Bartlett School Env, Energy & Resources

Faculty of the Built Environment

Joined UCL
18th Oct 2010

Research summary

I specialise in whole energy systems dynamics modelling and resource nexus, with great interest in low carbon energy transition (technologies, policies), SDGs, resource governance, circular economy. 

I am the founder of the Islands Laboratory at UCL, a unique initiative that will provide information and an electronic toolbox to analyse and interpret islands data and assess sustainable solutions for islands nations worldwide. For more information please go to https://islandslaboratory.com 

I made several contributions to the understanding of the whole energy system; working towards the development of a in-house dynamic energy model (DynEMo) for UK and France, and a scalable dynamic energy model (DEAM) to simulate half hourly energy flows for consumers connected to substations to determine possible future loads imposed to plan upgrades. I have also initiated new research areas: i. power blackouts prevention and reliability of coupling energy networks, developing a modelling framework to asses the impact of intermittent renewable energy sources, trade and risks to energy security for European countries, with a primary focus on Ukraine-Russia-EU route; ii. assessing trade-offs between resources under different climate change scenarios in emerging economies (BRICS; MINT) constructing a dynamic water-energy-land model (IDA3/5); iii. development of a trade model to assess integration of RE following interconnections in Islands and in super grids in the Global South. My past research includes: i. resilience of gas network, safety and risk assessment of end users following releases of natural gas/hydrogen, probability assessment of leakages and explosions. The work has been used to define a Decision Support Tool for European Countries to assess the socio-economic aspects of hydrogen addition to natural gas system; ii. Development of energy models at micro distributed level; iii. A Smart Home tool with a friendly user interface to determine potential savings due to behaviour change and technologies upgrade in buildings. I used and tested different indoor localisation systems for people tracking and activity recognition including wireless networks, radio frequency identification (RFID) tags and cameras. 

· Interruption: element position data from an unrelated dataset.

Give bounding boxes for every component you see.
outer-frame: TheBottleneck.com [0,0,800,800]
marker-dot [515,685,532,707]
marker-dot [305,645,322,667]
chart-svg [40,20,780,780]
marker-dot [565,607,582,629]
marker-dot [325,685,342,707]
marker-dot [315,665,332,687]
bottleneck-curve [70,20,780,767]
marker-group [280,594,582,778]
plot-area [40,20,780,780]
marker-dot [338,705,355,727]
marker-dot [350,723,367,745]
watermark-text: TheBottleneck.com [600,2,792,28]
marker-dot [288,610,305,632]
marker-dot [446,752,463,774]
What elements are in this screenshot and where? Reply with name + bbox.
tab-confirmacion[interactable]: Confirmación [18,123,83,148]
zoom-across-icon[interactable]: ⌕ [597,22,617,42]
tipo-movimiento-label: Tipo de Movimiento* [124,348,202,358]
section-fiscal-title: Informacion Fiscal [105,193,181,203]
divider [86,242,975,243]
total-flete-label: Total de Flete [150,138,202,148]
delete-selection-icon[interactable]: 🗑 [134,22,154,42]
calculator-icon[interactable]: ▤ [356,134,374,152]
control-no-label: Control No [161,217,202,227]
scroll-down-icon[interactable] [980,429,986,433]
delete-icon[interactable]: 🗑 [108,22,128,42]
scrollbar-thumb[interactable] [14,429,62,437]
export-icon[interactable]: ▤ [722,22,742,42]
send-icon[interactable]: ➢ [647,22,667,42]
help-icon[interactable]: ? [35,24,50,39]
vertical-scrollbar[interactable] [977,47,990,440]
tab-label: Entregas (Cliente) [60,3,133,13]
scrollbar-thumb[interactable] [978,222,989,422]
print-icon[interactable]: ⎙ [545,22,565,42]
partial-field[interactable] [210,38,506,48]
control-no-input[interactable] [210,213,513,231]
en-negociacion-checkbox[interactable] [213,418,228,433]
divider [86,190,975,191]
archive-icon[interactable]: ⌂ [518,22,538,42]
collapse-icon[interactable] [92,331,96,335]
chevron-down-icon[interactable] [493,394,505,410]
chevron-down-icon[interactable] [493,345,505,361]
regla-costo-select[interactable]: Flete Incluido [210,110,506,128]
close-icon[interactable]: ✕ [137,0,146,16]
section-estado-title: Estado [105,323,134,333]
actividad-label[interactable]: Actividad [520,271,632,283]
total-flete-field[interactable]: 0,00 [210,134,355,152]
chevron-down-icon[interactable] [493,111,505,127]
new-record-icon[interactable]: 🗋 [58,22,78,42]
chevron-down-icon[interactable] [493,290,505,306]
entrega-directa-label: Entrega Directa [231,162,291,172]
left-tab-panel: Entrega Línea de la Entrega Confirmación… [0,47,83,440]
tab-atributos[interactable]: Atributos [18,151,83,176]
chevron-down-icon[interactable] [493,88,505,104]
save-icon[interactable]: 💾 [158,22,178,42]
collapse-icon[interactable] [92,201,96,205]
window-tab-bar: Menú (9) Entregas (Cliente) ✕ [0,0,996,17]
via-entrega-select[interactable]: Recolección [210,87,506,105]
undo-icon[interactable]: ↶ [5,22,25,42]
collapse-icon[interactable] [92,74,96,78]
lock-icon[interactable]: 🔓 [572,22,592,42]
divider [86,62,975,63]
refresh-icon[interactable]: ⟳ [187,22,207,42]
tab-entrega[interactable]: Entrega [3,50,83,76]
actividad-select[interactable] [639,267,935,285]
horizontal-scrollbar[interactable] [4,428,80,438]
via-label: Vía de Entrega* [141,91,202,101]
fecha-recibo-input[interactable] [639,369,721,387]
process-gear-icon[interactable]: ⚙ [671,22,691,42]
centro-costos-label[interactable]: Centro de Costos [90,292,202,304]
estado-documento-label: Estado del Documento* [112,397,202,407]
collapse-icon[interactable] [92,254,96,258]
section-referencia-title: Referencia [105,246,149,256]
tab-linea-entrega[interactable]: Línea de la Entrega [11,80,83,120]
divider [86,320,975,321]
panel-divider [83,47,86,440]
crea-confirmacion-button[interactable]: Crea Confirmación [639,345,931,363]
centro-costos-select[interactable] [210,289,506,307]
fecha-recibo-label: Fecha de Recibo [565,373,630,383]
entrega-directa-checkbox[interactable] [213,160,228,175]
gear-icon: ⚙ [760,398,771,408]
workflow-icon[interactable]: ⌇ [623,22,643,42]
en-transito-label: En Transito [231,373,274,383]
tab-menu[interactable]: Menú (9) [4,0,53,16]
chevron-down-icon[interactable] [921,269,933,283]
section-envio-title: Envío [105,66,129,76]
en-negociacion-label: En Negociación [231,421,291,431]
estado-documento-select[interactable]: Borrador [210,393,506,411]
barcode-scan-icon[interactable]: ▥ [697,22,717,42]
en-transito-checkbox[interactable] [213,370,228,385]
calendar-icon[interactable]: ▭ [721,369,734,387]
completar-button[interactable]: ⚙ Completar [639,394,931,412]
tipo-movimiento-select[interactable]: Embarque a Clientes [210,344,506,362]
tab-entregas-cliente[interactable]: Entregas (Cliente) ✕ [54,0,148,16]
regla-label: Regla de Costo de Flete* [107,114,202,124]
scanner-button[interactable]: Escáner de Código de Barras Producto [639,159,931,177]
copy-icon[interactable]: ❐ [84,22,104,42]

I made contribution to international reports, e.g. World Energy Council Scenarios Composing Energy futures to 2050; Global Systems Science Orientation paper part of EU-FET consultation process. I organised workshops and act as scientific chair for a number of conferences, organised workshops and round-table discussions with colleagues worldwide (e.g. Stanford University). 

Teaching summary

I taught lectures on fluid mechanics, mathematics, renewable energy, energy systems modelling, lab demonstrations (PV and Wind turbines) for undergraduate, MSc and Mres students. I have been invited as guest lecturer (e.g. Nottingham University, UK; Nurtingen University Germany). Between 2012-2015 I helped Prof. Bob Lowe with the MRes module TMI and between 2011-2014 I was running together with Dr Mark Barrett the Energy Systems modelling module (MSc EDE). In 2014 I delivered lectures part of the UCL Engineering IEP yr.1 Sustainable Energy Challenge on Smart Grids and Energy storage. I am currently leading and teaching the following modules: i. Smart Energy Systems module (MSc EDE), a multidisciplinary module which I proposed and developed in 2013, providing students with an understanding of methods, concepts and practice of current and future whole energy system dynamics, offering a combination of theory, practical case studies, with interactive exercises, use of data and development of a model for islands. ii. Metrics, Modeling and Visualisation of the Resource Nexus module (MSC Sustainable Resources) - an interdisciplinary module developed in 2015 providing an understanding of trade-offs and interlinkages of water, energy, land, food, materials nexus and sustainability with focus on islands; iii. Communications skills (MRes EDS).

I have been supervising several MSc, Mres and PhD students. Some of them took over the models I developed and extend/apply them in their dissertations under my supervision. For example, DEAM algorithms were included in the PhD model SpDEAM of Ed Sharp which calculates hourly loads at a spatial resolution of 0.5 degrees Latitude/Longitude.  

Biography

I joined UCL Energy Institute in 2010 and I am currently an Associate Professor. Previously I worked as a Principal consultant, Journalist, Research Fellow, Senior Researcher, Assistant Prof. I have a PhD in Engineering, Gas build-up and the frequency of explosions following releases of Natural Gas/Hydrogen mixtures, obtained from Loughborough University, UK. During my studies I have won various fellowships studying at Universidad Complutense de Madrid Spain via Socrates-Erasmus Programme; Al. I. Cuza University, Romania; Carnegie Mellon; USA; University of Perugia, Italy. I was a visitor research fellow at MIT, USA (2014) and a visiting professor at Nuertingen-Geislingen University Germany (June 2017). I have been invited regularly as a speaker both in academic (delivering guest talks and lectures e.g. Princeton University 2014) and professional circles (e.g. Cheltenham Science Festival UK, European Business Summit Brussels, etc). I have organised public engagement events and I engaged with media being interviewed by journalists (e.g Sunday Telegraph). 

I received the Award Trevithick Fund in 2011 from Institution of Civil Engineers for the paper Low Carbon Housing Design Informed by Research, published in the Proceeding of the Institution of Civil Engineers, Engineering Sustainability. I am the regional representative of the IEEE Women in Power (Region 8- Europe).